Quando ho visto il film la prima volta ho pensato "Perfetto, un’altra inutile commediola sugli stereotipi del Mondo: a Roma si mangia tanto e si gesticola, in India si medita e a Bali si conoscono sciamani che ti predicono cose che poi si avverano (bella la vita, tra l’altro). In realtà basta vedere il film una seconda volta per rendersi conto di quanto questo mio commento fosse superficiale. Leggendo il libro poi si capisce che non è davvero così. Quello che Elisabeth Gilbert descrive è un viaggio al di fuori che coincide con una risalita verso se stessi, ci si scopre scoprendo la bellezza che ci circonda in tutte le sue forme: il piacere sensoriale, quello della mente e finalmente la pace del cuore. Questo libro non vuole essere nient’altro che la storia personale della scrittrice che ce l’ha fatta: ha trovato se stessa. E, udite udite, senza l’aiuto di un uomo al suo fianco.
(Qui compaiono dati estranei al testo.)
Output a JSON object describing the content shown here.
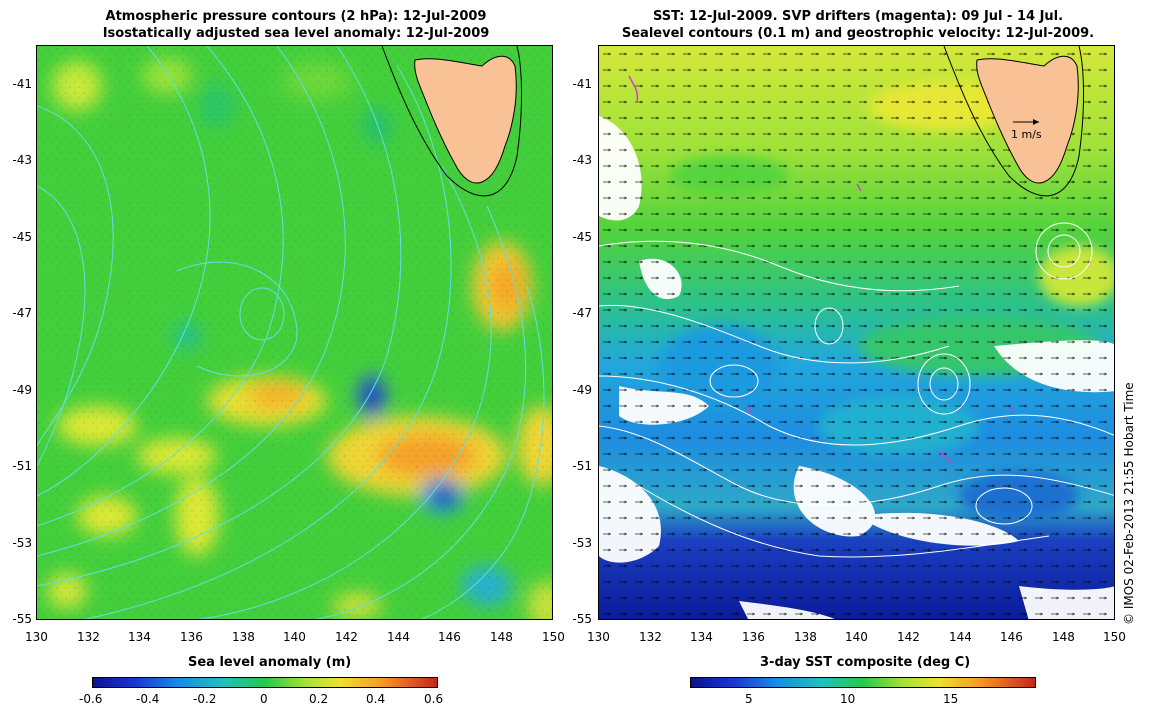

orianakarensara, 26 11 2011
3

bellissimo film, non sono d’accordo con chi lo ritiene noioso o pieno di stereotipi banali. il libro racconta un cammino e l’autrice riesce a farti partecipare a questo cammino che l’ha vista protagonista. consigliato

Alla ricerca del tempo presente
, 28 09 2011
4

Alla ricerca del tempo presente Il racconto si snoda lungo un sentiero fatto di giorni che vanno alla ricerca di un senso nuovo della propria vita. Non alla ricerca del tempo perduto, ma alla ricerca del momento presente. Roma e l’Italia, l’India, l’Indonesia: tutto attraversato e raccontato in un modo molto americano. La ricerca della lingua italiana e della sua espressione anche mimica e gestuale, l’attraversiamo -il cui suono piace tanto alla scrittrice- ,il racconto del cibo consolatore che riempie di amore il corpo, la sensibilità con cui tocca l’Italia ed alcune sue città, nonché la sua tentata interpretazione di alcuni nonsensi del nostro paese, rendono la prima parte del libro molto interessante. La seconda parte e poi l’ultima sono disarmanti e candide , a volte così leggere nella profondità che lasciano sorpresi. Sopra ogni cosa il tocco leggero di una scrittrice che si svela e che fa del proprio bisogno di felicità un percorso immaginario su cui,ognuno di noi, cammina senza fatica. E’ un testo interessante, in ogni caso da leggere e, in alcune frasi, da sottolineare e tenersi nel cuore.